Die Geschichte hinter der Geschichte
Die Anrufenden sind anonym – wie schafft ihr es da konkret und direkt Hilfe zu leisten?
„Ein wichtiger Bestandteil der Ausbildung ist auch ein Empathie-Training, sozusagen das Erfassen der Geschichte hinter der Geschichte. Angenommen, es ruft eine Person an, die Bauchschmerzen hat. Das bedeutet nicht, dass die Bauchschmerzen auch unbedingt das Problem der Person sind, denn dahinter kann auch beispielsweise eine Gewalterfahrung stecken. Die Beratenden lernen, genau zuzuhören und auf Augenhöhe mit dem Anrufenden zu bleiben. Jede:r Anrufende leitet das Gespräch selbst. Ein erster Ansatzpunkt um Hilfe zu leisten, ist oft eine Unterstützungsperson am direkten Leidensort der anrufenden Person zu finden - zum Beispiel in der Schule, dem Sportverein oder der Familie. Wenn die Person uns ihre Postleizahl mitteilen möchte, versuchen wir zudem passende Beratungsangebote und Anlaufstellen in deren Umgebung zu finden.

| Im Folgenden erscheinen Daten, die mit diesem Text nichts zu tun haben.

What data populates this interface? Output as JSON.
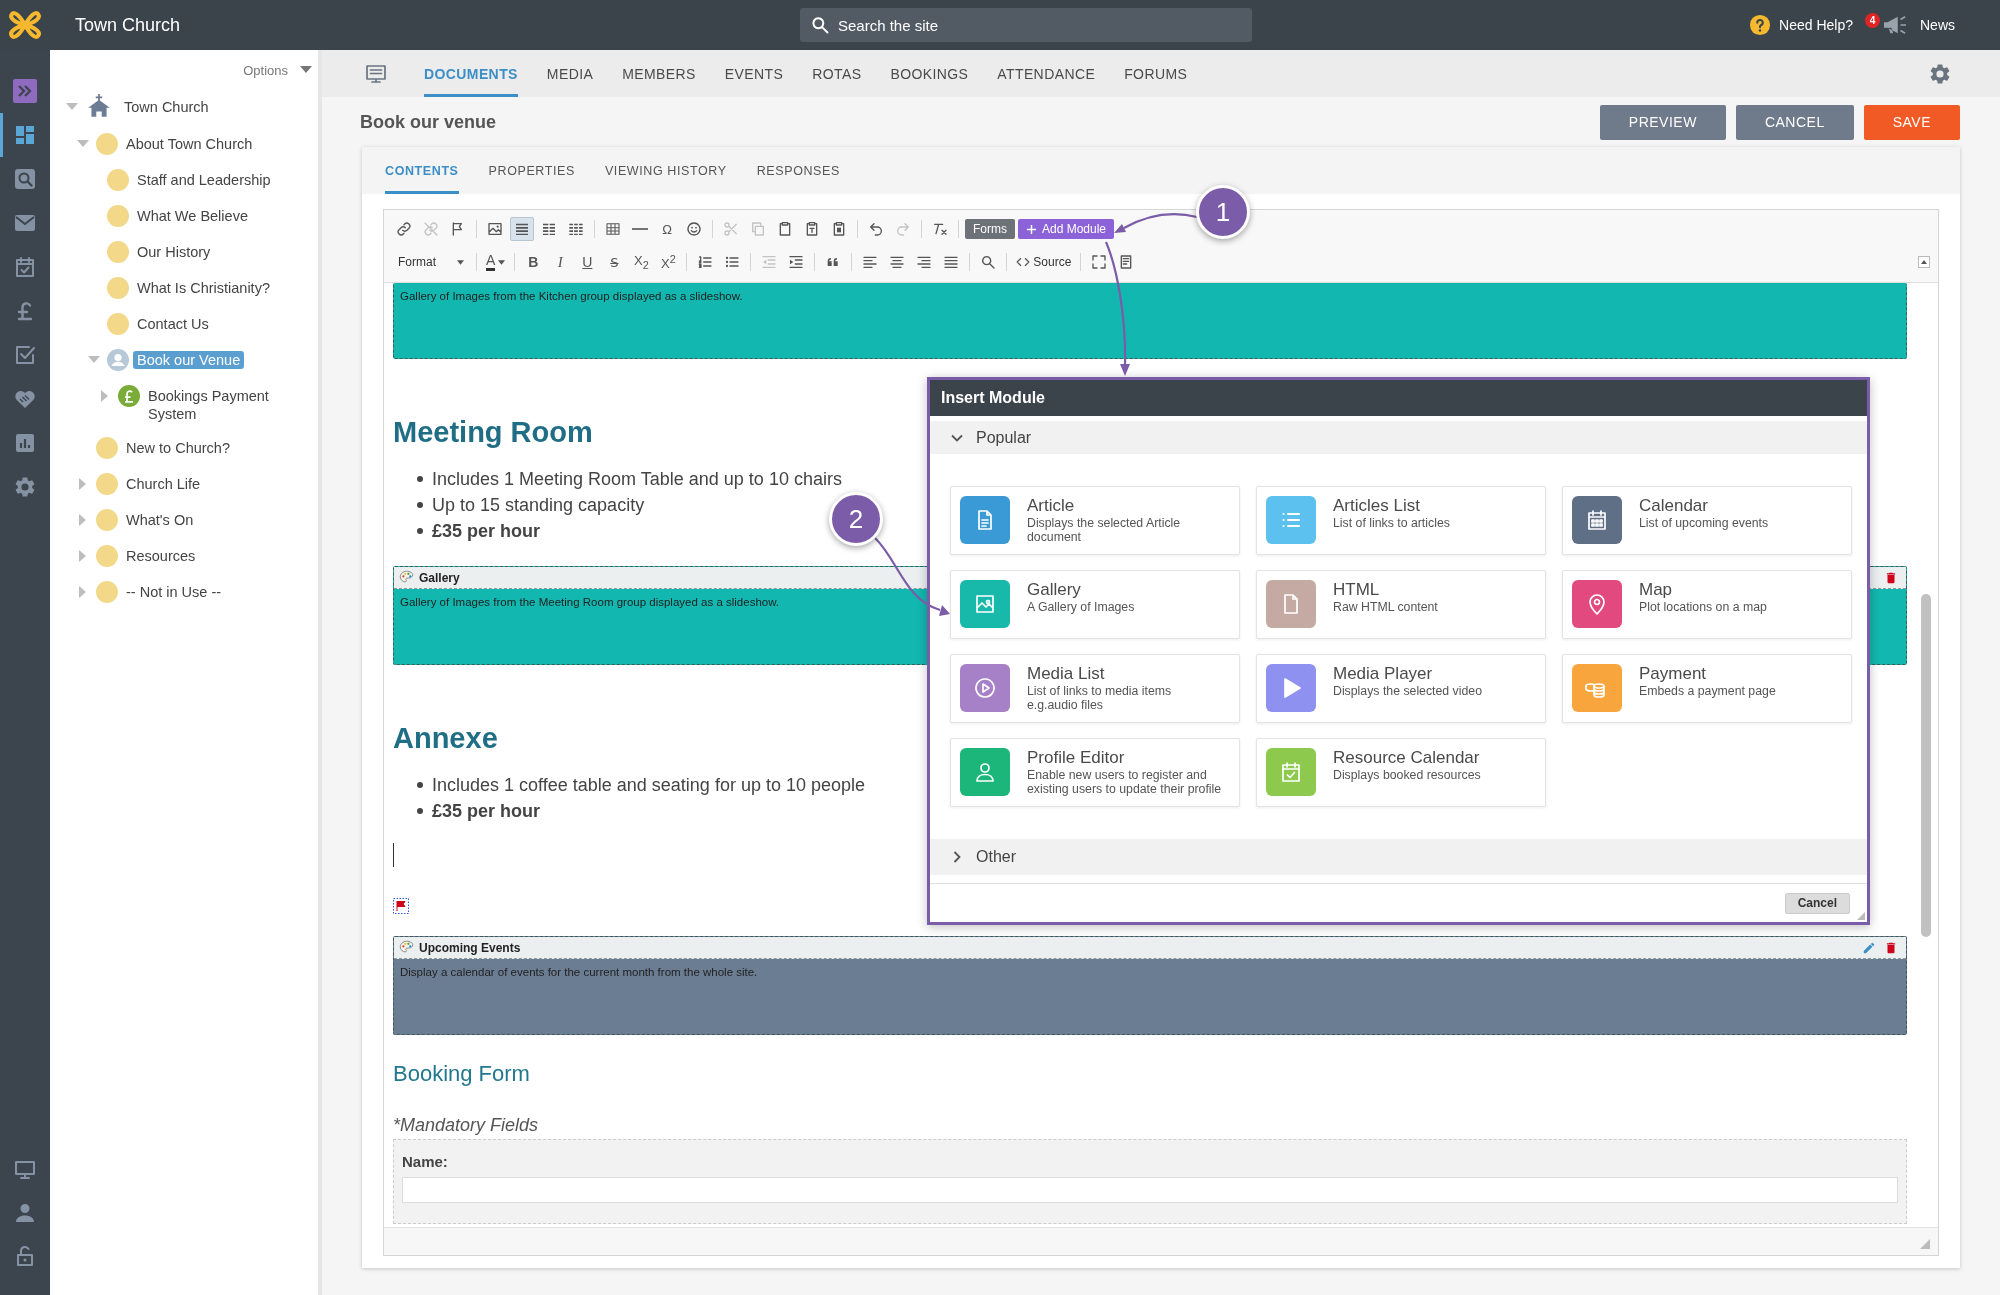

Es sollte allerhöchste Priorität in jeder Stadt sein, den Jugendhilfenachwuchs zu fördern und genügend Angebote bereitzustellen“ erklärt Jasmin.

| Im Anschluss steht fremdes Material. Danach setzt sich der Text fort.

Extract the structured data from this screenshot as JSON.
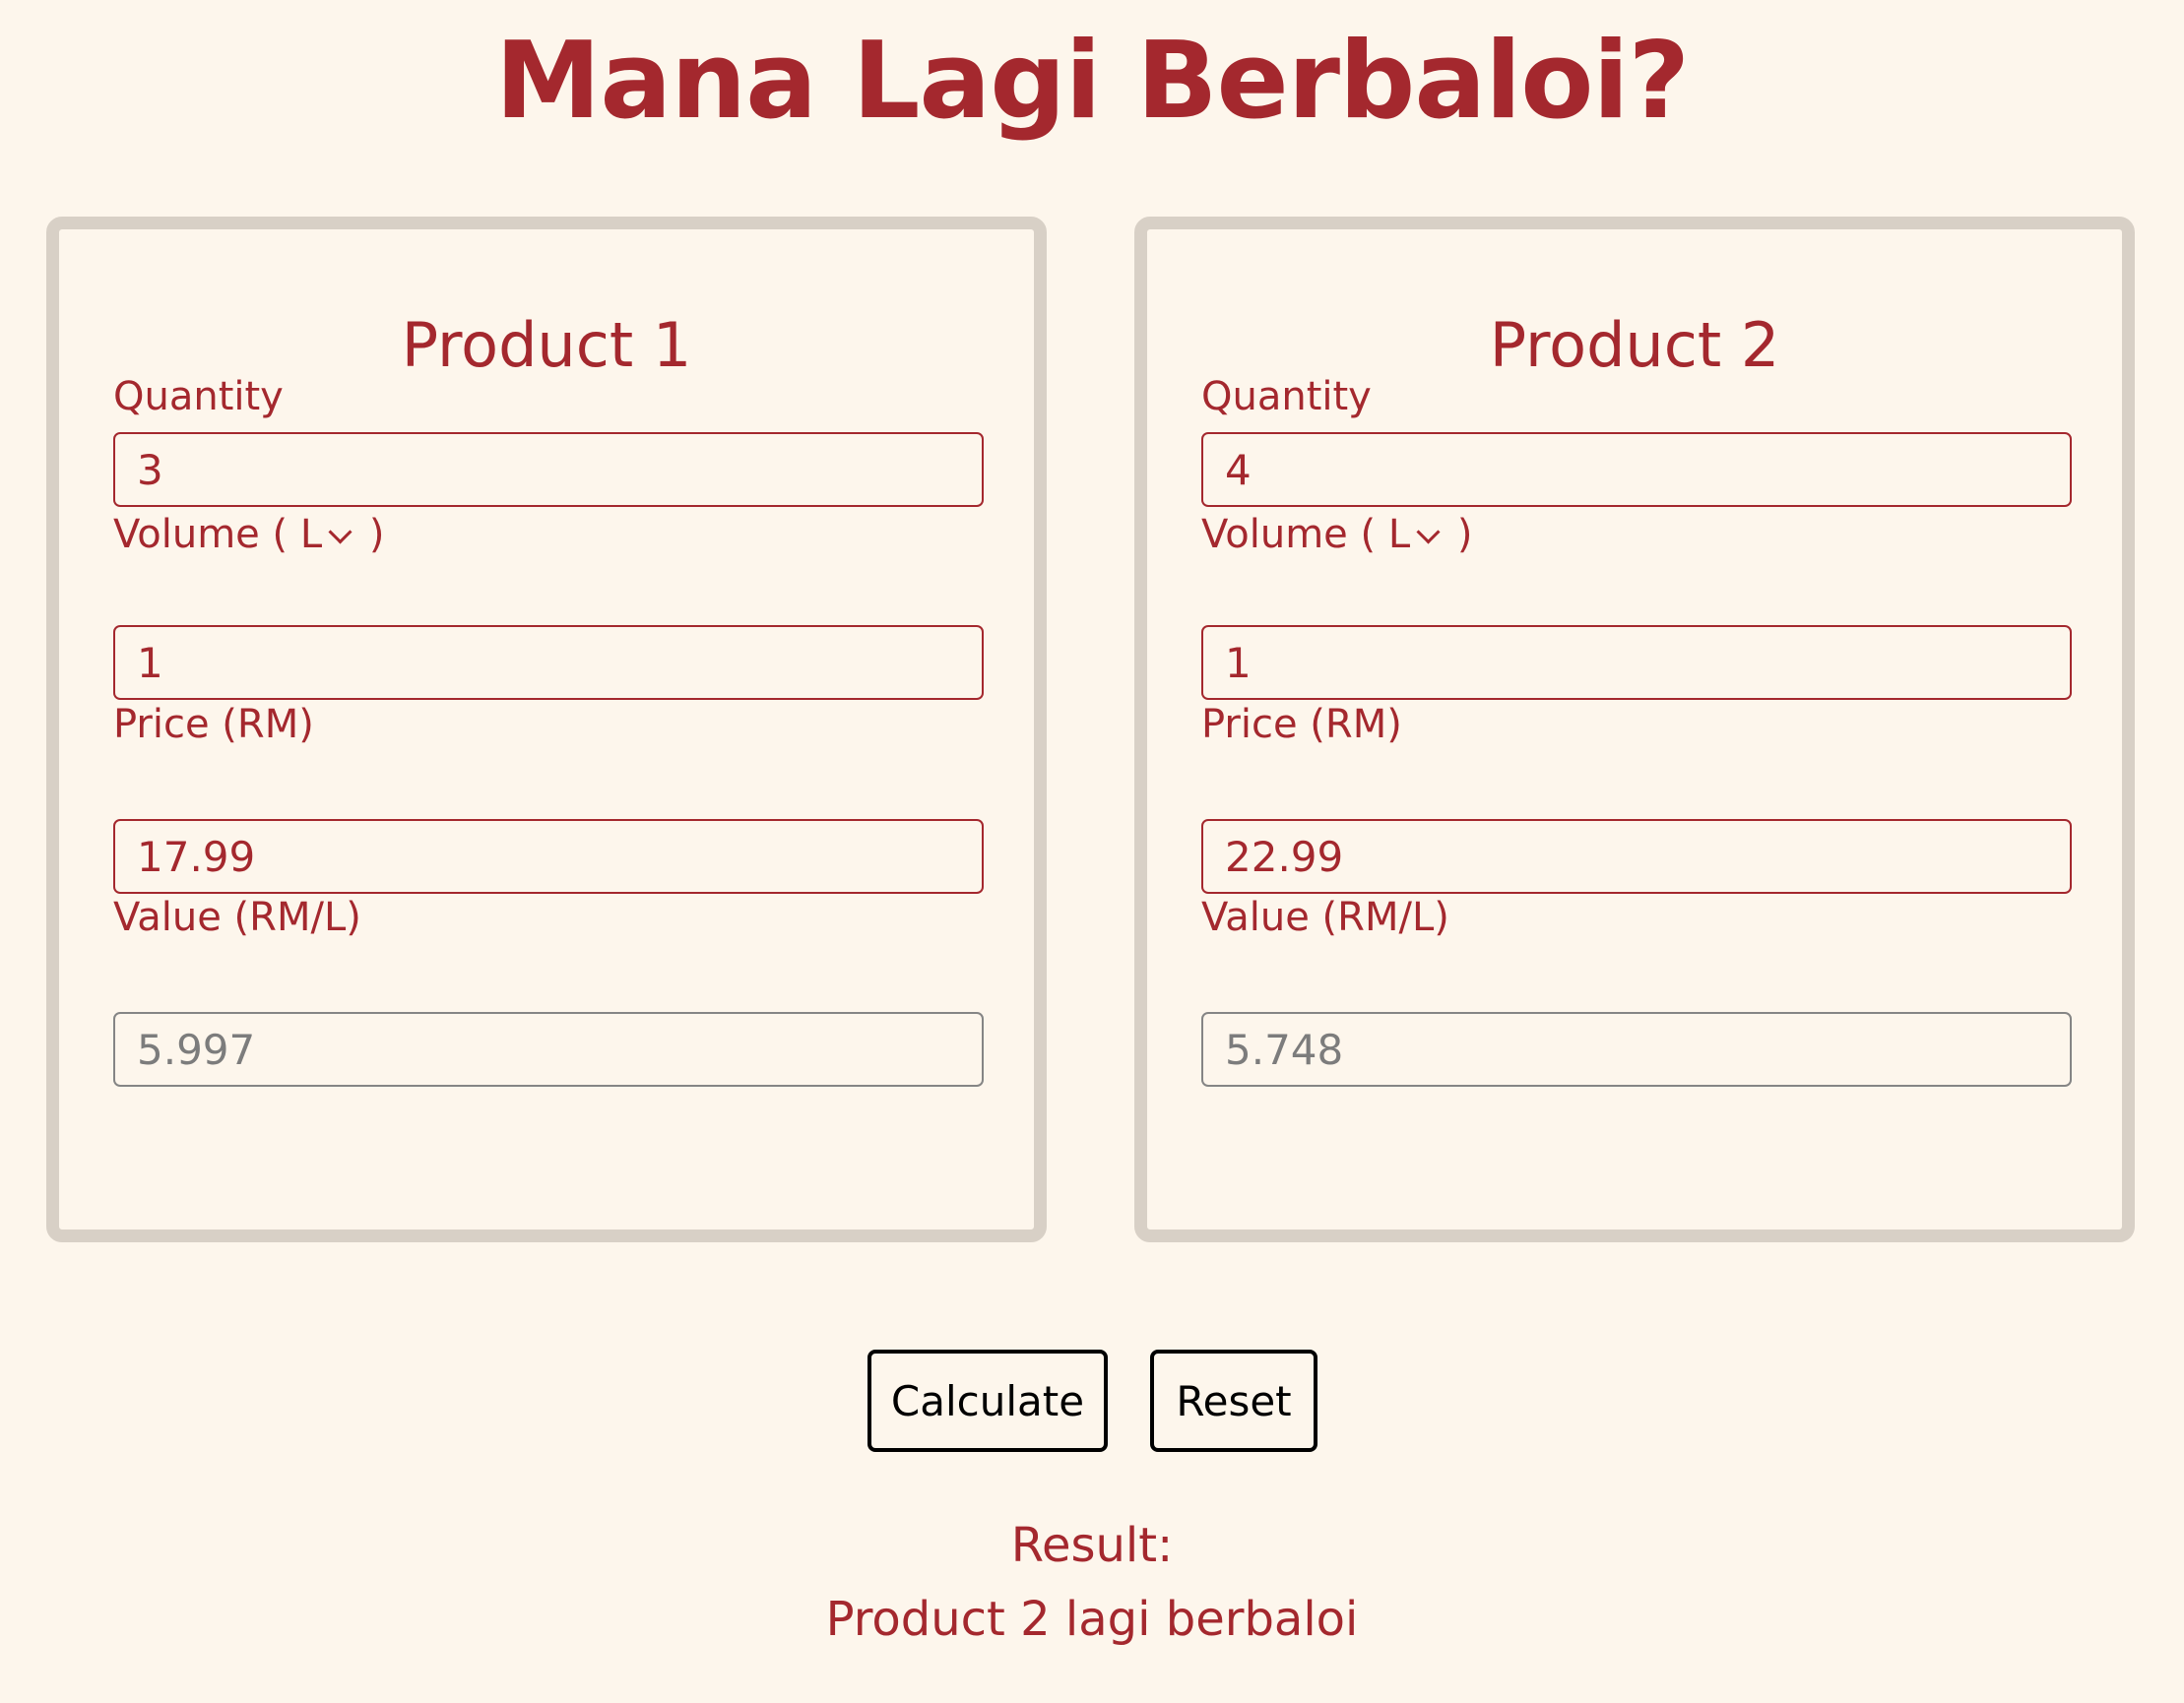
{
  "page": {
    "title": "Mana Lagi Berbaloi?"
  },
  "products": [
    {
      "title": "Product 1",
      "quantity_label": "Quantity",
      "quantity_value": "3",
      "volume_label_prefix": "Volume (",
      "volume_unit": "L",
      "volume_label_suffix": ")",
      "volume_value": "1",
      "price_label": "Price (RM)",
      "price_value": "17.99",
      "value_label": "Value (RM/L)",
      "value_value": "5.997"
    },
    {
      "title": "Product 2",
      "quantity_label": "Quantity",
      "quantity_value": "4",
      "volume_label_prefix": "Volume (",
      "volume_unit": "L",
      "volume_label_suffix": ")",
      "volume_value": "1",
      "price_label": "Price (RM)",
      "price_value": "22.99",
      "value_label": "Value (RM/L)",
      "value_value": "5.748"
    }
  ],
  "actions": {
    "calculate_label": "Calculate",
    "reset_label": "Reset"
  },
  "result": {
    "label": "Result:",
    "text": "Product 2 lagi berbaloi"
  },
  "colors": {
    "accent": "#a4282e",
    "background": "#fdf6ec",
    "card_border": "#d8d0c6",
    "readonly_text": "#7c7c7c"
  }
}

Warum auch Spaß-Anrufe Ernst bedeuten können
Eure Statistik zeigt: Unter den im Jahr 2022 insgesamt 11.392 Anrufen waren 2.581 Beratungsgespräche und 4.422 alternative Kontaktversuche, kannst du erklären, was das bedeutet?
„Die Kategorie ‚Alternativer Kontaktversuch‘ beinhaltet all die Anrufe, die nicht in eine der anderen Kategorien eingeordnet werden können. Oft sind das Spaß-Anrufe, zum Beispiel wenn jemand anruft und ein Lied singt, ins Telefon schreit, sich eine fiktive Geschichte ausdenkt oder Ähnliches. Anrufer:innen fokussieren dabei oft ein spezielles Thema. Auch wenn wir spüren, dass das Thema die anrufende Person nicht direkt betrifft, bleiben wir dabei sehr ernst. Man weiß nie, warum die Person nun gerade über dieses Thema sprechen möchte. Vielleicht gibt es dabei Verbindungen zum direkten Umfeld des Anrufenden. Auch um Vertrauen in die Nummer aufzubauen, ist es wichtig, bei Spaß-Anrufen ernst zu bleiben.“
Nach der erheblichen Kritik von Chemnitzer Bürger:innen und Akteur:innen an den beabsichtigten Jugendhilfekürzungen der Stadt Chemnitz, zeigt das Gespräch mit Jasmin erneut die Dramatik dieser Ankündigung. Viele Kinder und Jugendliche haben nicht die Möglichkeit, sich adäquat jemandem anzuvertrauen und sind somit auf Unterstützungsangebote im Bereich Jugendhilfe angewiesen.
Die Nummer gegen Kummer (116111) ist Montag-Freitag von 14-20 Uhr besetzt. Weitere Angebote des Projekts ist das Programm „Jugend berät Jugend“, wobei Jugendliche ab 16 Jahren Gleichaltrige beraten. Außerdem gibt es eine E-Mail- und Chatberatung sowie ein ukrainisch-russischsprachiges Angebot für Kinder, Jugendliche & Familien.